The photographic series Pandemic Gray tells the story of my evolving hair as a metaphor for the Covid-19 pandemic. In the spring of 2020, in New York City, one of the first and hardest hit locations of coronavirus, amidst the non-stop sirens and palpable fear, I stopped caring about hair dye. Life as I knew it changed dramatically over the next year, and the encroaching gray became a measurement of the passage of time as one might mark the height of their children with a notch on a doorframe.
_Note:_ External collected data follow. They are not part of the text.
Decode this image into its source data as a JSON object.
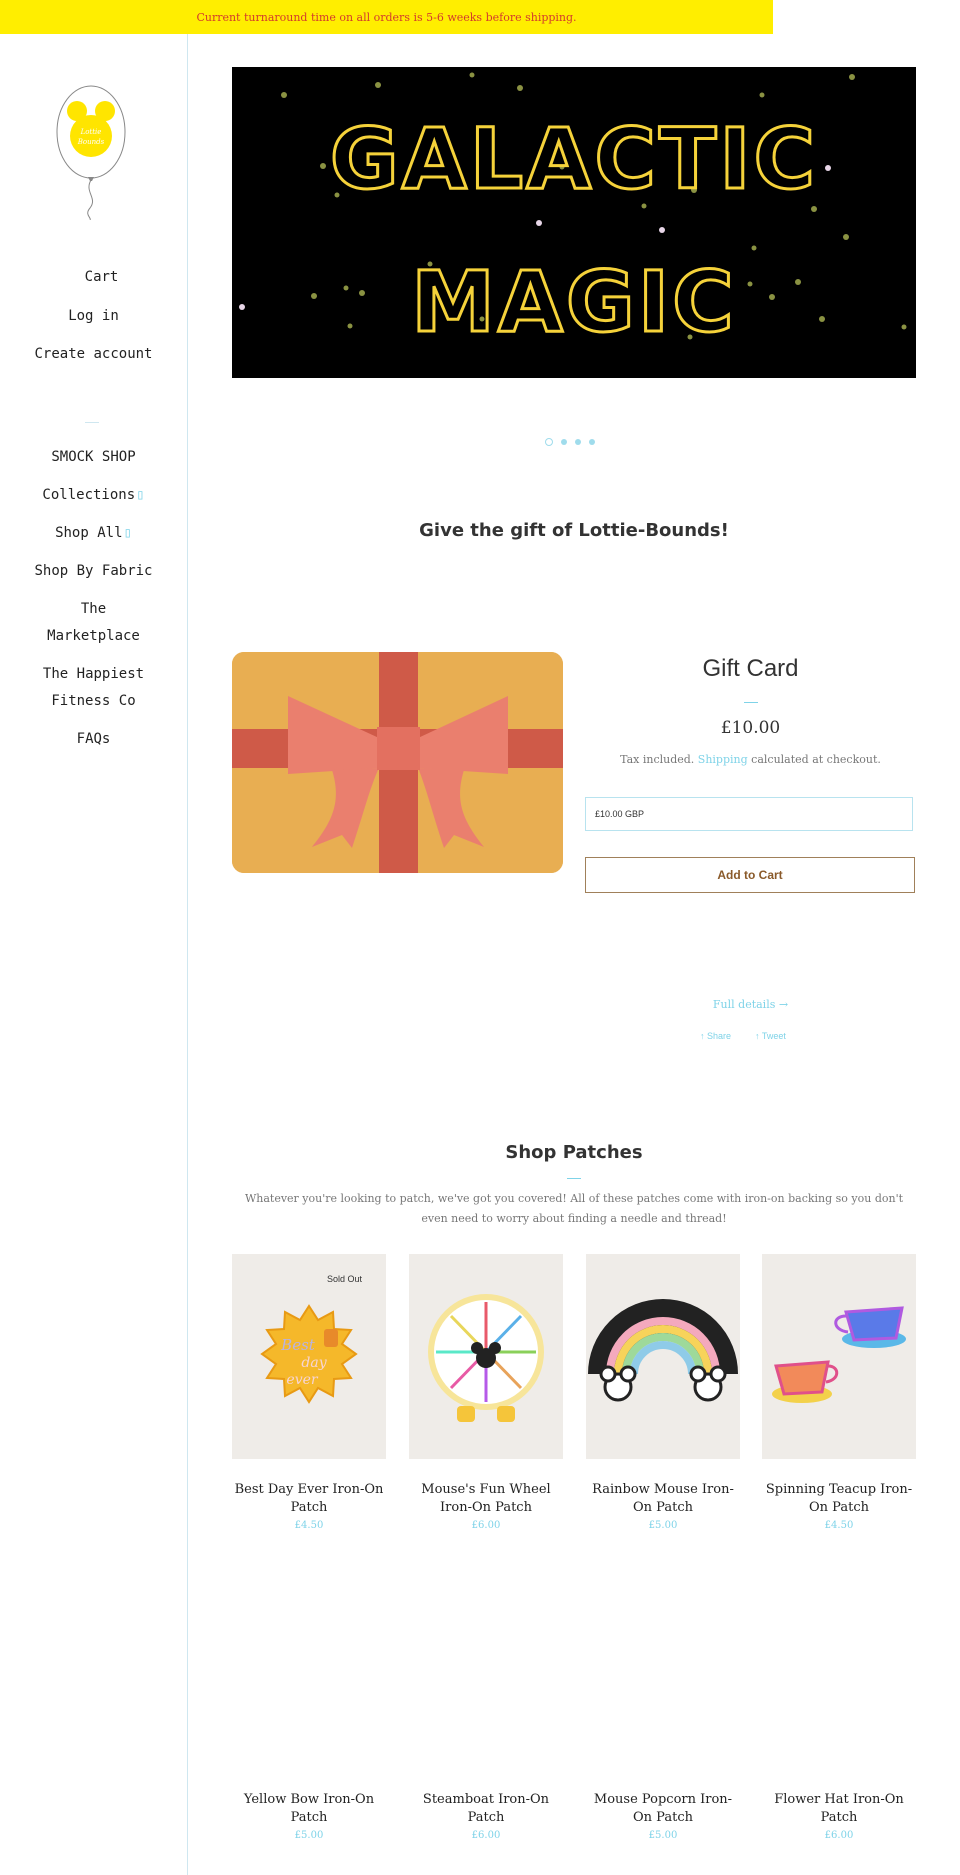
{
  "announcement": "Current turnaround time on all orders is 5-6 weeks before shipping.",
  "logo": {
    "line1": "Lottie",
    "line2": "Bounds"
  },
  "account_nav": [
    "Cart",
    "Log in",
    "Create account"
  ],
  "main_nav": {
    "smock": "SMOCK SHOP",
    "collections": "Collections",
    "shop_all": "Shop All",
    "by_fabric": "Shop By Fabric",
    "marketplace_1": "The",
    "marketplace_2": "Marketplace",
    "happiest_1": "The Happiest",
    "happiest_2": "Fitness Co",
    "faqs": "FAQs"
  },
  "hero": {
    "line1": "GALACTIC",
    "line2": "MAGIC"
  },
  "slider": {
    "count": 4,
    "active": 0
  },
  "gift_section": {
    "heading": "Give the gift of Lottie-Bounds!",
    "title": "Gift Card",
    "price": "£10.00",
    "tax_prefix": "Tax included.",
    "tax_link": "Shipping",
    "tax_suffix": "calculated at checkout.",
    "select_value": "£10.00 GBP",
    "add_to_cart": "Add to Cart",
    "full_details": "Full details →",
    "share": "↑ Share",
    "tweet": "↑ Tweet"
  },
  "patches": {
    "heading": "Shop Patches",
    "description": "Whatever you're looking to patch, we've got you covered! All of these patches come with iron-on backing so you don't even need to worry about finding a needle and thread!",
    "sold_out": "Sold Out",
    "row1": [
      {
        "name": "Best Day Ever Iron-On Patch",
        "price": "£4.50"
      },
      {
        "name": "Mouse's Fun Wheel Iron-On Patch",
        "price": "£6.00"
      },
      {
        "name": "Rainbow Mouse Iron-On Patch",
        "price": "£5.00"
      },
      {
        "name": "Spinning Teacup Iron-On Patch",
        "price": "£4.50"
      }
    ],
    "row2": [
      {
        "name": "Yellow Bow Iron-On Patch",
        "price": "£5.00"
      },
      {
        "name": "Steamboat Iron-On Patch",
        "price": "£6.00"
      },
      {
        "name": "Mouse Popcorn Iron-On Patch",
        "price": "£5.00"
      },
      {
        "name": "Flower Hat Iron-On Patch",
        "price": "£6.00"
      }
    ]
  },
  "colors": {
    "accent": "#7fd3e8",
    "announce_bg": "#ffee00",
    "announce_text": "#d33b2c",
    "hero_text": "#f5d23a"
  }
}
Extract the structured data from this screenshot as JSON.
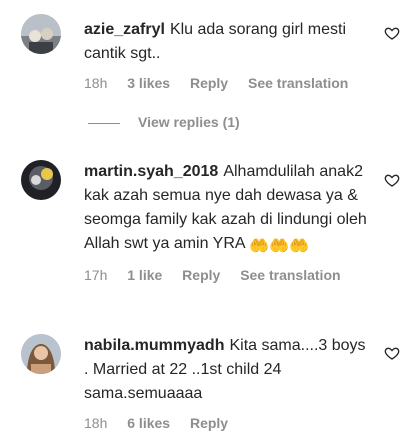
{
  "comments": [
    {
      "username": "azie_zafryl",
      "text": "Klu ada sorang girl mesti cantik sgt..",
      "time": "18h",
      "likes": "3 likes",
      "reply_label": "Reply",
      "translate_label": "See translation",
      "avatar_icon": "profile-photo"
    },
    {
      "username": "martin.syah_2018",
      "text": "Alhamdulilah anak2 kak azah semua nye dah dewasa ya & seomga family kak azah di lindungi oleh Allah swt ya amin YRA",
      "emoji": "🤲🤲🤲",
      "time": "17h",
      "likes": "1 like",
      "reply_label": "Reply",
      "translate_label": "See translation",
      "avatar_icon": "profile-photo"
    },
    {
      "username": "nabila.mummyadh",
      "text": "Kita sama....3 boys . Married at 22 ..1st child 24 sama.semuaaaa",
      "time": "18h",
      "likes": "6 likes",
      "reply_label": "Reply",
      "avatar_icon": "profile-photo"
    }
  ],
  "view_replies_label": "View replies (1)",
  "icons": {
    "like": "heart-outline-icon"
  },
  "colors": {
    "text": "#262626",
    "secondary": "#8e8e8e"
  }
}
I am a photographer with a performance art background. Posing in front of my camera with costumes and props comes naturally to me. The self-portrait is my vehicle for processing the emotions I experienced during the pandemic. The characters I present are each a facet of my experience, showing my fear, anger and sadness.

The process of recording my ever-changing hair gave me a platform to include in this body of work an exploration of ideas around aging and what is considered to be beautiful. I have begun to see gray hair as something beautiful that usually only comes with age. Women of my age have often felt invisible as youth fades, however now, in these photographs, I am visible and I have a gorgeous head of gray hair.

Covid Woman

Covid Woman is a comic book about a frontline healthcare worker who becomes a superhero. Struggling with PTSD from witnessing countless patient deaths, she channels her pain into purpose. Armed with extraordinary powers and sacred healing objects, Covid Woman steps into the chaos of illness, grief, and uncertainty.

Night History

Painting with light feels exciting. I create in the darkness of night walking through the image carrying a digital light source which places an image I have chosen into the photograph. The images that I decide to insert are photographs of myself either from my career as a performance artist or from my childhood. As the shoot evolves I adjust the placement of the image that I am painting, the speed or pattern which I move, or the settings on my digital light tool to create my vision. Time itself is important in the length of exposure time used in the photograph, and also unimportant in the meditative state that is induced when I hit that creative sweet spot. How my body moves affects the image, the terrain of the site, and outside light sources such as cars, airplanes, streetlights, the stars and the moon.

Night Messages

Night Messages is a photographic series taken at night with words written in the images that are made by painting with light during a long exposure time. Pairing quotes with photographs of public spaces is an intersection of painting, public art and photography.

The relationship between the images and quotes is not literal and so it is left to the viewer to make the connection between these two elements. This gives every viewer the opportunity to have a unique narrative experience.

There is a rich history in art of the insertion of words in public spaces. Night Messages is the next step taken from the work of Jenny Holzer, Barbara Kruger and countless graffiti artists.

Welcome to New York 1985 - 2005

Amy Shapiro released the photo series Welcome to New York 1985 - 2005 in 2016. It is the story of the artists, the neighborhoods and the unique time period in which they worked. 

Medical Panoramas

Amy Shapiro released the photo series Medical Panoramas in 2014 in which she used photography as a way to empower herself when she felt vulnerable undergoing cancer treatment.